A note to the Planning Commission from the Prime Minister's Office says five-six specific strategies must be proposed for bridging the yield-technology gaps in agriculture and for improving the conditions under which farming is done.
'The prime minister desires that in the meeting of the full Planning Commission, the focus should be less on analysis of the problems of the agriculture sector, but rather on specific areas where action would be visible in a short time.'
Monday's meeting comes against the backdrop of the sharp deceleration of agricultural growth from 3.62 percent in 1984-1996 to less than 2 percent in 1999-2005 and efforts to push it up to four percent over the next five years.
Politically, the United Progressive Alliance government - also wants to show fast and tangible results in agriculture and ward off criticism by Left allies that its policies have failed to lift the agrarian economy, on which 70 percent of India's population still depends, officials said.
'The prime minister has made it clear that there has been enough analysis on the problems facing the agriculture sector. He now wants results and fast, and that's what will be the focus Monday,' a key aide in the Prime Minister's Office said.
'The impetus will be entirely on the supply side so that in two years' time one is able to show tangible results. The prime minister will seek the cooperation of all states in this regard subsequently,' the aide told IANS.
After Monday's meeting, the Planning Commission, led by Deputy Chairman Montek Singh Ahluwalia, and the concerned ministries will begin preparatory work for a meeting of the National Development Council - here May 29 that will also be attended by all state chief ministers.
According to Planning Commission officials, Monday's meeting will discuss issues such as one-time debt waiver scheme for farmers, easing supply gaps, higher farm credit, a comprehensive crop insurance scheme and crop diversification.
The meeting will also be attended by Agriculture Minister Sharad Pawar, External Affairs Minister Pranab Mukherjee and Finance Minister P. Chidambaram, among others, and study the 12 reports of working groups constituted by the panel.
This apart, the other papers that will be considered during the meeting include the five reports of the National Commission on Farmers under farm scientist M.S. Swaminathan and the eight others of the NDC's various sub-committees.
On the issue of the new scheme for additional central assistance to states, the Planning Commission has proposed that it be called Rashtriya Krishi Vikas Yojana where funds to states could be provided based on twin formulae.
The plan panel feels each state can be asked to outline a four-year action plan identifying individual elements like watershed management, extension support and seed availability that can contribute to the specific targets.

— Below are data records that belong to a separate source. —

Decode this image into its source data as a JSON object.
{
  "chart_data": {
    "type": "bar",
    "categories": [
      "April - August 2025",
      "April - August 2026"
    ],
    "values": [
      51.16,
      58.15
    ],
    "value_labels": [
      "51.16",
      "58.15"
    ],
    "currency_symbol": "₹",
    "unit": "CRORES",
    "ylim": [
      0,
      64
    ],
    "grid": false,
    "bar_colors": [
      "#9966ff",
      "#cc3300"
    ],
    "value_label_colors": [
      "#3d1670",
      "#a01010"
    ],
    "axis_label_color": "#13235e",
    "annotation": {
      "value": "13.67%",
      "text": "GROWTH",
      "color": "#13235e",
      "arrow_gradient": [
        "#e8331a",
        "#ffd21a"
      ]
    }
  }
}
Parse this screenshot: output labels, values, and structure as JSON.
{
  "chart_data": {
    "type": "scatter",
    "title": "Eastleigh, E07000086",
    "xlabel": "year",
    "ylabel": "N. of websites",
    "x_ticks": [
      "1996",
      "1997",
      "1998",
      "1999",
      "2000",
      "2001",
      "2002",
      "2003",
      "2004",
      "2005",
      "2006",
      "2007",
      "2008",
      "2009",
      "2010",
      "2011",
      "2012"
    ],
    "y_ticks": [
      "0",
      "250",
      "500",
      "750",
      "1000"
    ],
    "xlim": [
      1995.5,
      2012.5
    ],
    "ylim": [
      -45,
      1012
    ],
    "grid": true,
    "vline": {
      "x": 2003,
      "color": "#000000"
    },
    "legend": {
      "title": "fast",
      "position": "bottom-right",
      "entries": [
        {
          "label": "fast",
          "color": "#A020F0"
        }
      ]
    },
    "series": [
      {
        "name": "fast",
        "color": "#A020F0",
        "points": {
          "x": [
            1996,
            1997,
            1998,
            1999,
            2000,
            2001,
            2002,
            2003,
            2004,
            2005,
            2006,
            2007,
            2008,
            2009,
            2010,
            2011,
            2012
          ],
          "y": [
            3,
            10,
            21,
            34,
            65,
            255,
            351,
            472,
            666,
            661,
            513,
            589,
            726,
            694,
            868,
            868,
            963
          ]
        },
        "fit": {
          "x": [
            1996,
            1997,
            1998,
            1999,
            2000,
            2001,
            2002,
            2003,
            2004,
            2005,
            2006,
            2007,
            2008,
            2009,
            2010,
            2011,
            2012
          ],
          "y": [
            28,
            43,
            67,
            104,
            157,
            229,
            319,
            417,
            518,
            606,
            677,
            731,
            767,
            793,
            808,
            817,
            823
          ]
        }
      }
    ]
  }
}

'The new scheme will not replace any existing central scheme. They can continue. But a large part of the additional resources for agriculture needed in the 11th plan - could be furnished by directing it to the new scheme.'
Other outcomes of Mondays' meeting could be an action plan on food security with a special wheat production programme with an outlay of Rs.8.41 billion covering as many as 138 districts, and distribution of improved seeds for pulses to farmers.
Similar strategies, officials added, could also be announced in the area of farm inputs, horticulture, animal husbandry, research, bringing more area under paddy cultivation and ensuring seed testing labs in every district by 2010.
The meeting of the full commission was earlier slotted for April 18. But it was subsequently deferred since the agriculture ministry and the commission first wanted to make separate presentations to the prime minister, officials said.